Una decisione che ha di fatto congelato tutte le risorse necessarie all’ordinaria operatività, mettendo a rischio servizi di trasporto e assistenza destinati alle fasce più fragili della popolazione.
“Non abbiamo mai pensato di non pagare, ma di pagare il giusto” ha dichiara la presidente Natalina Tanda.
“Colpiscono noi, ma in realtà colpiscono i cittadini più fragili che ogni giorno assistiamo.
È un atto vergognoso e inaccettabile.
Se non verrà trovata una soluzione immediata saremo costretti a bloccare totalmente le nostre attività, e la responsabilità ricadrà interamente su Abbanoa”.
Il blocco dei fondi ha paralizzato la struttura: mezzi impossibilitati a muoversi, carburante non disponibile e spese correnti bloccate.

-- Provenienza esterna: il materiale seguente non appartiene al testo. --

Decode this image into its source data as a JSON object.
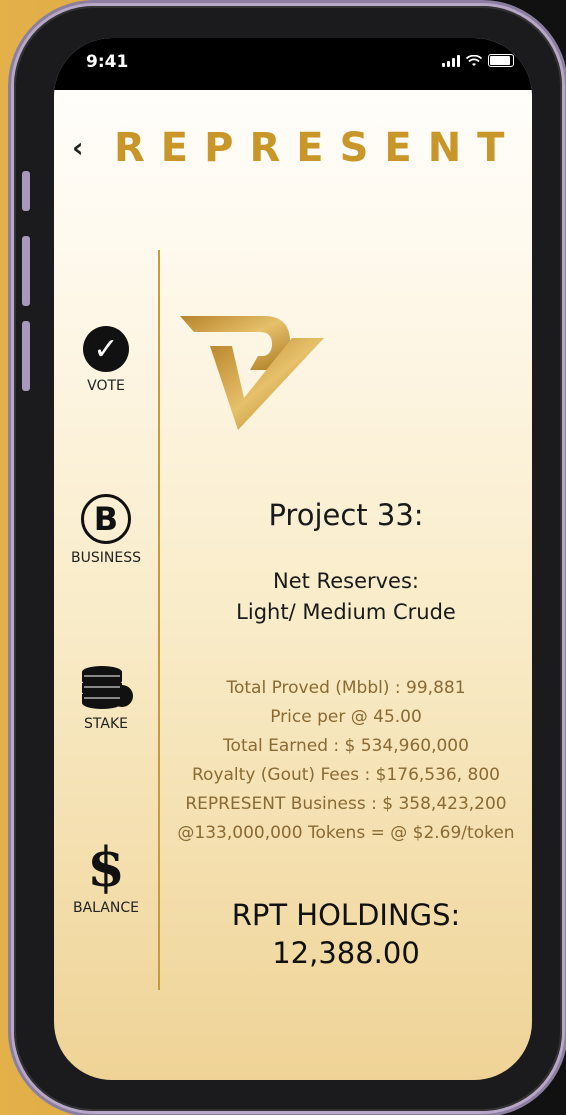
{
  "status": {
    "time": "9:41"
  },
  "app": {
    "back_symbol": "‹",
    "title": "REPRESENT"
  },
  "nav": {
    "items": [
      {
        "label": "VOTE",
        "icon": "check-circle-icon"
      },
      {
        "label": "BUSINESS",
        "icon": "b-circle-icon"
      },
      {
        "label": "STAKE",
        "icon": "coin-stack-icon"
      },
      {
        "label": "BALANCE",
        "icon": "dollar-icon"
      }
    ]
  },
  "project": {
    "title": "Project 33:",
    "reserves_line1": "Net Reserves:",
    "reserves_line2": "Light/ Medium Crude",
    "stats": [
      "Total Proved (Mbbl) : 99,881",
      "Price per @ 45.00",
      "Total Earned : $ 534,960,000",
      "Royalty (Gout) Fees : $176,536, 800",
      "REPRESENT Business : $ 358,423,200",
      "@133,000,000 Tokens = @ $2.69/token"
    ]
  },
  "holdings": {
    "label": "RPT HOLDINGS:",
    "value": "12,388.00"
  },
  "colors": {
    "gold": "#c9962a",
    "stat_text": "#8a6a33"
  }
}
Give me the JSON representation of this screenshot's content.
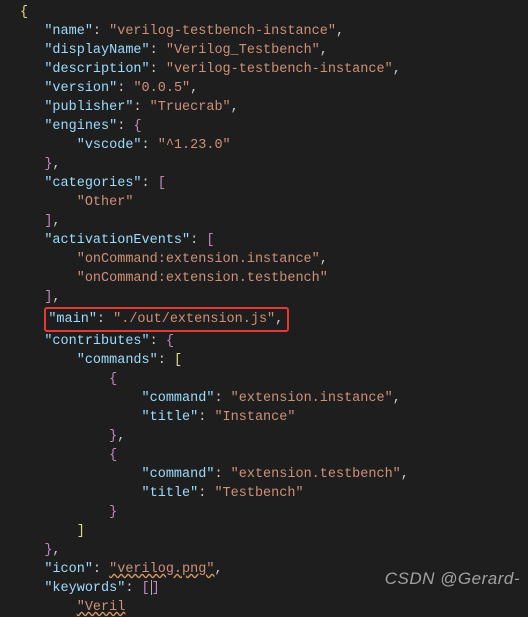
{
  "json": {
    "name_key": "\"name\"",
    "name_val": "\"verilog-testbench-instance\"",
    "displayName_key": "\"displayName\"",
    "displayName_val": "\"Verilog_Testbench\"",
    "description_key": "\"description\"",
    "description_val": "\"verilog-testbench-instance\"",
    "version_key": "\"version\"",
    "version_val": "\"0.0.5\"",
    "publisher_key": "\"publisher\"",
    "publisher_val": "\"Truecrab\"",
    "engines_key": "\"engines\"",
    "vscode_key": "\"vscode\"",
    "vscode_val": "\"^1.23.0\"",
    "categories_key": "\"categories\"",
    "category0_val": "\"Other\"",
    "activationEvents_key": "\"activationEvents\"",
    "activation0_val": "\"onCommand:extension.instance\"",
    "activation1_val": "\"onCommand:extension.testbench\"",
    "main_key": "\"main\"",
    "main_val": "\"./out/extension.js\"",
    "contributes_key": "\"contributes\"",
    "commands_key": "\"commands\"",
    "command_key": "\"command\"",
    "title_key": "\"title\"",
    "cmd0_command_val": "\"extension.instance\"",
    "cmd0_title_val": "\"Instance\"",
    "cmd1_command_val": "\"extension.testbench\"",
    "cmd1_title_val": "\"Testbench\"",
    "icon_key": "\"icon\"",
    "icon_val": "\"verilog.png\"",
    "keywords_key": "\"keywords\"",
    "cut_key": "\"Veril"
  },
  "watermark": "CSDN @Gerard-"
}
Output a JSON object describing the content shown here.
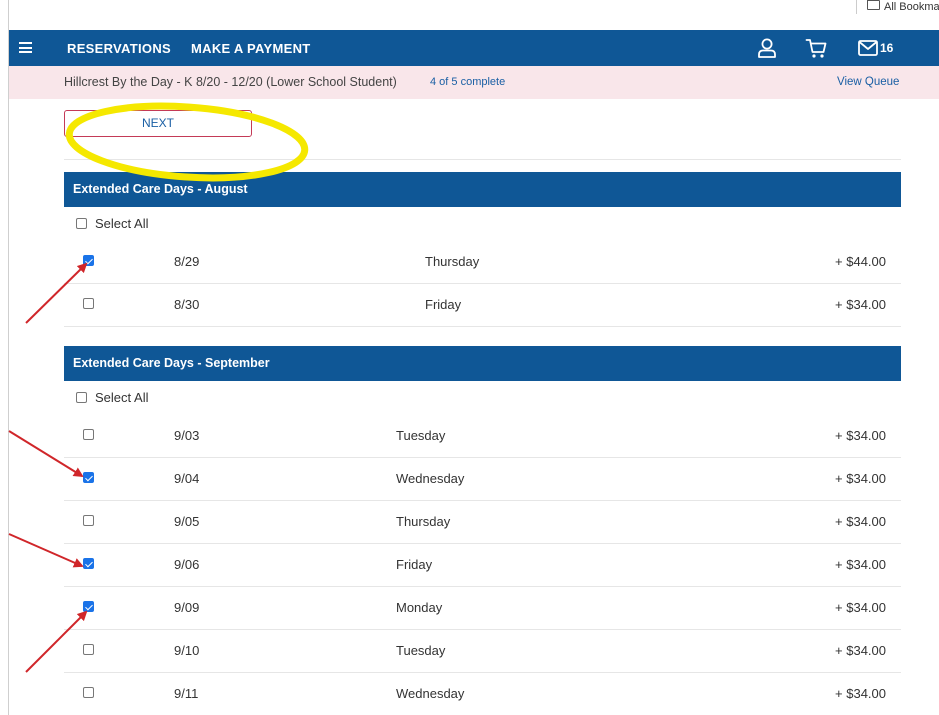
{
  "bookmarks_bar": {
    "all_bookmarks_label": "All Bookmarks"
  },
  "nav": {
    "reservations_label": "RESERVATIONS",
    "make_payment_label": "MAKE A PAYMENT",
    "mail_count": "16"
  },
  "status": {
    "program": "Hillcrest By the Day - K 8/20 - 12/20  (Lower School Student)",
    "progress": "4 of 5 complete",
    "view_queue_label": "View Queue"
  },
  "next_button_label": "NEXT",
  "sections": [
    {
      "title": "Extended Care Days - August",
      "select_all_label": "Select All",
      "select_all_checked": false,
      "rows": [
        {
          "date": "8/29",
          "day": "Thursday",
          "price": "+ $44.00",
          "checked": true
        },
        {
          "date": "8/30",
          "day": "Friday",
          "price": "+ $34.00",
          "checked": false
        }
      ]
    },
    {
      "title": "Extended Care Days - September",
      "select_all_label": "Select All",
      "select_all_checked": false,
      "rows": [
        {
          "date": "9/03",
          "day": "Tuesday",
          "price": "+ $34.00",
          "checked": false
        },
        {
          "date": "9/04",
          "day": "Wednesday",
          "price": "+ $34.00",
          "checked": true
        },
        {
          "date": "9/05",
          "day": "Thursday",
          "price": "+ $34.00",
          "checked": false
        },
        {
          "date": "9/06",
          "day": "Friday",
          "price": "+ $34.00",
          "checked": true
        },
        {
          "date": "9/09",
          "day": "Monday",
          "price": "+ $34.00",
          "checked": true
        },
        {
          "date": "9/10",
          "day": "Tuesday",
          "price": "+ $34.00",
          "checked": false
        },
        {
          "date": "9/11",
          "day": "Wednesday",
          "price": "+ $34.00",
          "checked": false
        }
      ]
    }
  ],
  "colors": {
    "nav_blue": "#0f5796",
    "status_pink": "#f9e6ea",
    "link_blue": "#1a5fa4",
    "checkbox_blue": "#1a73e8",
    "highlight_yellow": "#f5e800",
    "annotation_red": "#d0262a"
  },
  "annotations": {
    "ellipse": "highlight-ellipse",
    "arrows": 4
  }
}
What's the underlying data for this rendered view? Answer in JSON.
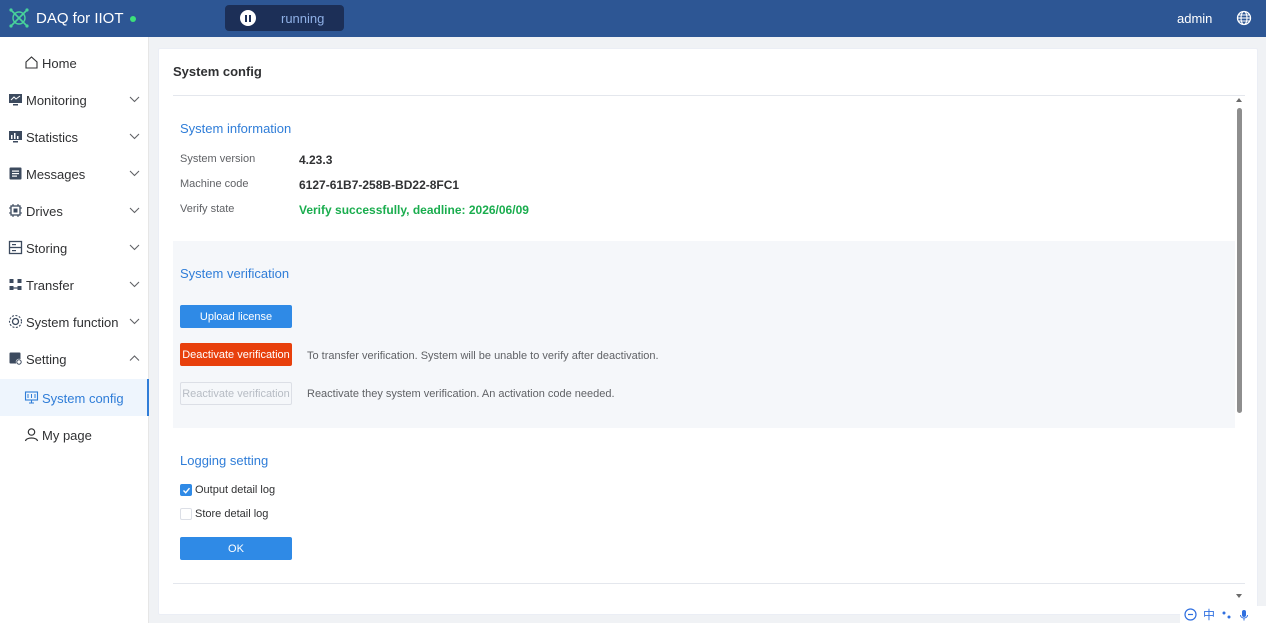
{
  "header": {
    "app_title": "DAQ for IIOT",
    "run_status": "running",
    "user": "admin",
    "status_color": "#3ce07a",
    "brand_color": "#2d5694"
  },
  "sidebar": {
    "items": [
      {
        "label": "Home",
        "icon": "home-icon"
      },
      {
        "label": "Monitoring",
        "icon": "monitor-icon"
      },
      {
        "label": "Statistics",
        "icon": "statistics-icon"
      },
      {
        "label": "Messages",
        "icon": "messages-icon"
      },
      {
        "label": "Drives",
        "icon": "drive-icon"
      },
      {
        "label": "Storing",
        "icon": "storage-icon"
      },
      {
        "label": "Transfer",
        "icon": "transfer-icon"
      },
      {
        "label": "System function",
        "icon": "system-function-icon"
      },
      {
        "label": "Setting",
        "icon": "setting-icon"
      },
      {
        "label": "System config",
        "icon": "system-config-icon",
        "active": true
      },
      {
        "label": "My page",
        "icon": "user-icon"
      }
    ]
  },
  "main": {
    "title": "System config",
    "system_info": {
      "title": "System information",
      "version_label": "System version",
      "version_value": "4.23.3",
      "machine_label": "Machine code",
      "machine_value": "6127-61B7-258B-BD22-8FC1",
      "verify_label": "Verify state",
      "verify_value": "Verify successfully, deadline: 2026/06/09"
    },
    "verification": {
      "title": "System verification",
      "upload_label": "Upload license",
      "deactivate_label": "Deactivate verification",
      "deactivate_hint": "To transfer verification. System will be unable to verify after deactivation.",
      "reactivate_label": "Reactivate verification",
      "reactivate_hint": "Reactivate they system verification. An activation code needed."
    },
    "logging": {
      "title": "Logging setting",
      "output_detail_log": {
        "label": "Output detail log",
        "checked": true
      },
      "store_detail_log": {
        "label": "Store detail log",
        "checked": false
      },
      "ok_label": "OK"
    }
  },
  "ime": {
    "lang": "中"
  }
}
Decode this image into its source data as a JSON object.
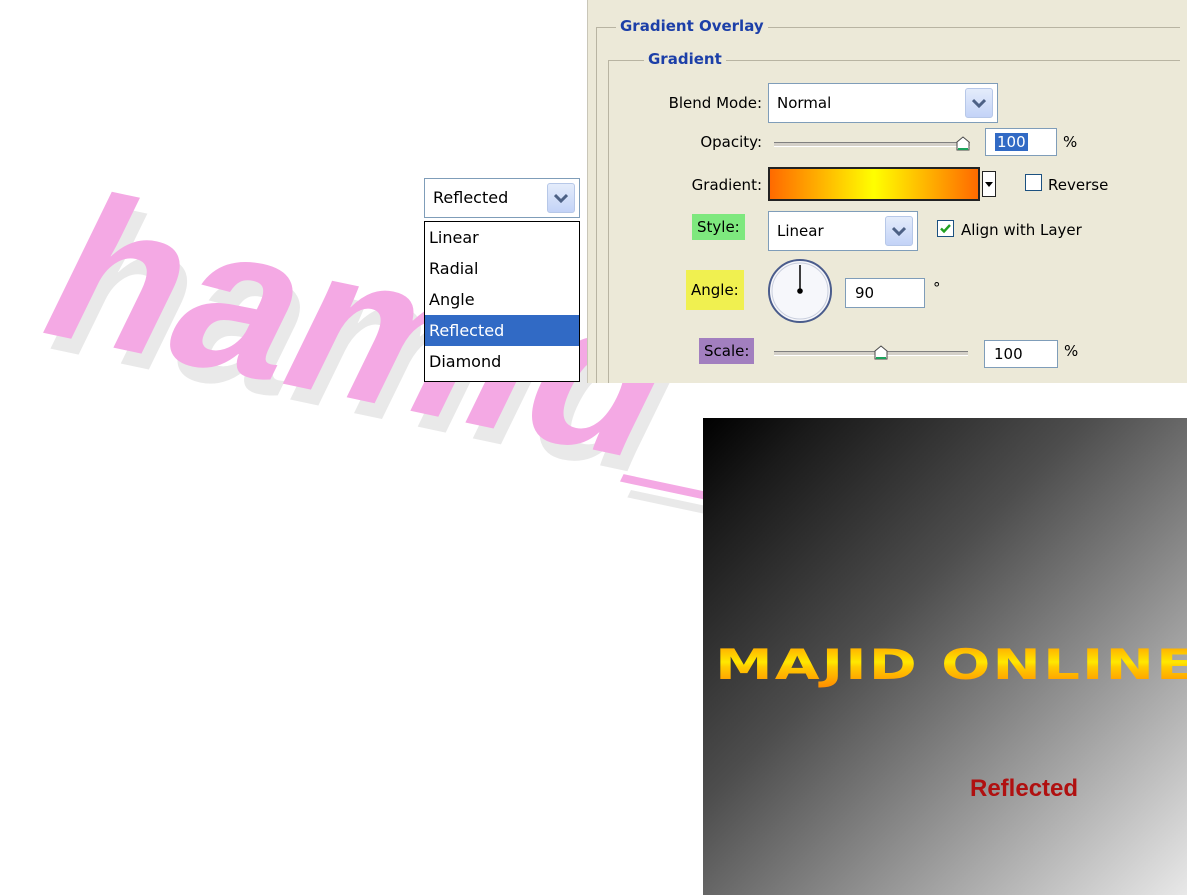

La presidente Tanda ha annunciato anche la sospensione della convenzione con il Tribunale di Oristano per i Lavori di Pubblica Utilità (LPU), a causa dell’impossibilità di garantire il servizio.
L’associazione contesta l’operato di Abbanoa, che ha preteso il pagamento di somme relative a periodi antecedenti alla voltura delle utenze, nonostante tutti i pagamenti successivi siano stati regolari.
“Abbiamo sempre rivendicato il diritto a saldare solo quanto realmente dovuto, non importi prescritti per legge” sottolinea Tanda.
“Invece, Abbanoa ha scelto la via più aggressiva, congelando risorse vitali e aggravando una situazione già gravissima”.
Secondo il Soccorso Volontari, la notifica dell’ingiunzione di recupero crediti è stata inviata in tempi tali da ridurre al minimo le possibilità di difesa, impedendo all’avvocato incaricato di analizzare l’incartamento prima che l’ingiunzione diventasse esecutiva.
L’associazione ha già coinvolto il Comune di Simaxis, con il sostegno del sindaco Giacomo Obinu, e chiede ora un intervento immediato delle istituzioni provinciali, regionali e giudiziarie.
“Colpire un ente di volontariato significa colpire direttamente i cittadini che ne beneficiano” ha concluso Tanda.
“Serve responsabilità e intervento immediato da parte di chi ha il dovere di tutelare il volontariato e la comunità”.